Un metodo, quello di Cadmi, che inizia a svilupparsi dieci anni prima della nuova legge sulla violenza sessuale, quando ancora il diritto italiano definiva lo stupro un reato contro la morale pubblica e non contro la persona. Era il 1996 e il dato storico appare ancora oggi strabiliante se si considera che il resto della cultura, da quella tecnologica a quella politica, marciava con tutto un altro ritmo. Qualche esempio? In Giappone nel 1996 veniva lanciato il Nintendo, Fidel Castro nello stesso anno faceva la sua prima, storica visita in Vaticano, mente, nel nostro Paese le donne non avevano ancora ottenuto lo status giuridico di persone.
La consapevolezza dei ritardi e degli agguati alla libertà femminile, nei tre giorni dell’happening, non ha mai dato mai adito a qualsivoglia forma di vittimismo. Anzi. La violenza si è trasformata in libertà, la fragilità in forza, la paura in scelta, l’oppressione in indipendenza e le vittime in donne. Un percorso che si è nutrito di analisi, ma anche di teatro, con lo spettacolo Urlando furiosa di Rita Pelusio, che ha chiuso la terza e ultima giornata, e di proiezioni a ciclo continuo di film e documentari alla scoperta dell’evoluzione della figura femminile sul grande schermo fino alla recente contemporaneità del movimento MeToo.

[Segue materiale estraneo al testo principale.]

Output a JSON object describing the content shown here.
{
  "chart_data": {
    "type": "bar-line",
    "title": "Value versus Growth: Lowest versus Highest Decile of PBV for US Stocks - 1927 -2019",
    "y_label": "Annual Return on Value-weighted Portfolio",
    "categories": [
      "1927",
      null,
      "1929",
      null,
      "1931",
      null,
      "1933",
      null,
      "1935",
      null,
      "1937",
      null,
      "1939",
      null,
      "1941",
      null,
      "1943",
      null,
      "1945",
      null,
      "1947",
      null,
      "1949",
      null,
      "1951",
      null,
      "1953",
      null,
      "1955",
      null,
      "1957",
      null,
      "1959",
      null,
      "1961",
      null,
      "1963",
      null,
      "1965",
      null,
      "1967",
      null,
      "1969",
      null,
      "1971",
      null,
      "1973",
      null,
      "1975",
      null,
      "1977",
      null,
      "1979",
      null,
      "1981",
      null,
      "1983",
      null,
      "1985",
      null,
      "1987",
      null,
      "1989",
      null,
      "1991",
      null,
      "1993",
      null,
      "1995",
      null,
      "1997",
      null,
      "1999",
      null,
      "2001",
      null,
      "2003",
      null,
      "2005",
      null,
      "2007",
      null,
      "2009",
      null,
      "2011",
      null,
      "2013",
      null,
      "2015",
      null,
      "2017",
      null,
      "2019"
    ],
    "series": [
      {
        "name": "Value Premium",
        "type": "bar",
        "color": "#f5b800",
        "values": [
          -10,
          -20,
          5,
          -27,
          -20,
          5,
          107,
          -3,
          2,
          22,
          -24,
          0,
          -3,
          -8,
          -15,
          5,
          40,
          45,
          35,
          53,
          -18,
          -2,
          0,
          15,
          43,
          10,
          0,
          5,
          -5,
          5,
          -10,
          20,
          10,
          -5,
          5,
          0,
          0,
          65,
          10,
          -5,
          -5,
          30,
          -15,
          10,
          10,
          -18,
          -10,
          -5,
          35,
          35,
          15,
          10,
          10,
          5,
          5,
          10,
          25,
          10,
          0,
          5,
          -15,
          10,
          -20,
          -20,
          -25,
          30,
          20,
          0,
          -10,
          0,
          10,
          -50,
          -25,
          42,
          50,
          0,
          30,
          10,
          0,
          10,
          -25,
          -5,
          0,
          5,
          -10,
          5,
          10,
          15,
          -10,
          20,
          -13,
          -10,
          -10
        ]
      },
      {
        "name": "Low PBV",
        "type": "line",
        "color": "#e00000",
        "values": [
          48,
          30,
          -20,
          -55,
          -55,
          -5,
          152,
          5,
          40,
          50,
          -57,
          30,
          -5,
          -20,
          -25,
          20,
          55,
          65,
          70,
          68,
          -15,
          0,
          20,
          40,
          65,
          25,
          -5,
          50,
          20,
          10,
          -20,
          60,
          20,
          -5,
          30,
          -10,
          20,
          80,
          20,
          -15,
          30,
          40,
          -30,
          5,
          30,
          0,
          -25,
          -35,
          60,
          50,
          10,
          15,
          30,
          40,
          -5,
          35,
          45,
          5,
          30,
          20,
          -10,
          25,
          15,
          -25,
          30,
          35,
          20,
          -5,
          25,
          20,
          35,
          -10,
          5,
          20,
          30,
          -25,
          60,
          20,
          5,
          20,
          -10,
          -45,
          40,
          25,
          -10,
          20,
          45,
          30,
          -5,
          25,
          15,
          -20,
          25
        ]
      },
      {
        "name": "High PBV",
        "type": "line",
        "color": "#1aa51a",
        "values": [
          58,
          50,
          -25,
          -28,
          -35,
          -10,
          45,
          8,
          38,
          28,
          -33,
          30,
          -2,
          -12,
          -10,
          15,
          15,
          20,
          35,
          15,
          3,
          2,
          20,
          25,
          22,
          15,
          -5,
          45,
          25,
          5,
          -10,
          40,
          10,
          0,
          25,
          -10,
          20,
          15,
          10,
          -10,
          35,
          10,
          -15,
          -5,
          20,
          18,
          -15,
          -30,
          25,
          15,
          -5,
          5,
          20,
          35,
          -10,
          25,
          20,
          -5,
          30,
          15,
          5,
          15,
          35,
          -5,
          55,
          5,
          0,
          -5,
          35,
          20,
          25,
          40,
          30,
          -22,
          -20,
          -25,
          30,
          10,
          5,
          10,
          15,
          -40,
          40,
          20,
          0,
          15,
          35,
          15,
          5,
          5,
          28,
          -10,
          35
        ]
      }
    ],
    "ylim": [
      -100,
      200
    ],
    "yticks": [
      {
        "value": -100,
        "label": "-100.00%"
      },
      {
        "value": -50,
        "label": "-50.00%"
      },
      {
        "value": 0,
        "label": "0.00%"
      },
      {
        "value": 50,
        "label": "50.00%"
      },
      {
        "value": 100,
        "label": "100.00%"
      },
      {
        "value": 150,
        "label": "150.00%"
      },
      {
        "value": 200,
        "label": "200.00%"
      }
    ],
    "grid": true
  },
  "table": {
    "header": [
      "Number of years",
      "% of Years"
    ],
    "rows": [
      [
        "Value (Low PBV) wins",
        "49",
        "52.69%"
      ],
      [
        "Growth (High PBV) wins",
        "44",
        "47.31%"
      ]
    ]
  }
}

L’ultimo intervento sul palco del Base è stato affidato invece a Michela Murgia che con grande schiettezza ha affrontato il tema della libertà a partire dalla propria esperienza.
«Io vengo da una famiglia abusante – ha raccontato – e per tanto tempo ho giudicato mia madre che rimaneva lì e costringeva noi a vivere in una relazione abusante, ma lei quelle catene non le vedeva e al divorzio ha votato pure contro. Per lei andare oltre quelle barriere era un conto più alto che stare con mio padre, era a suo agio nella sua prigione, era definita, sapeva chi era….Io combatto anche contro le donne, mia madre per prima».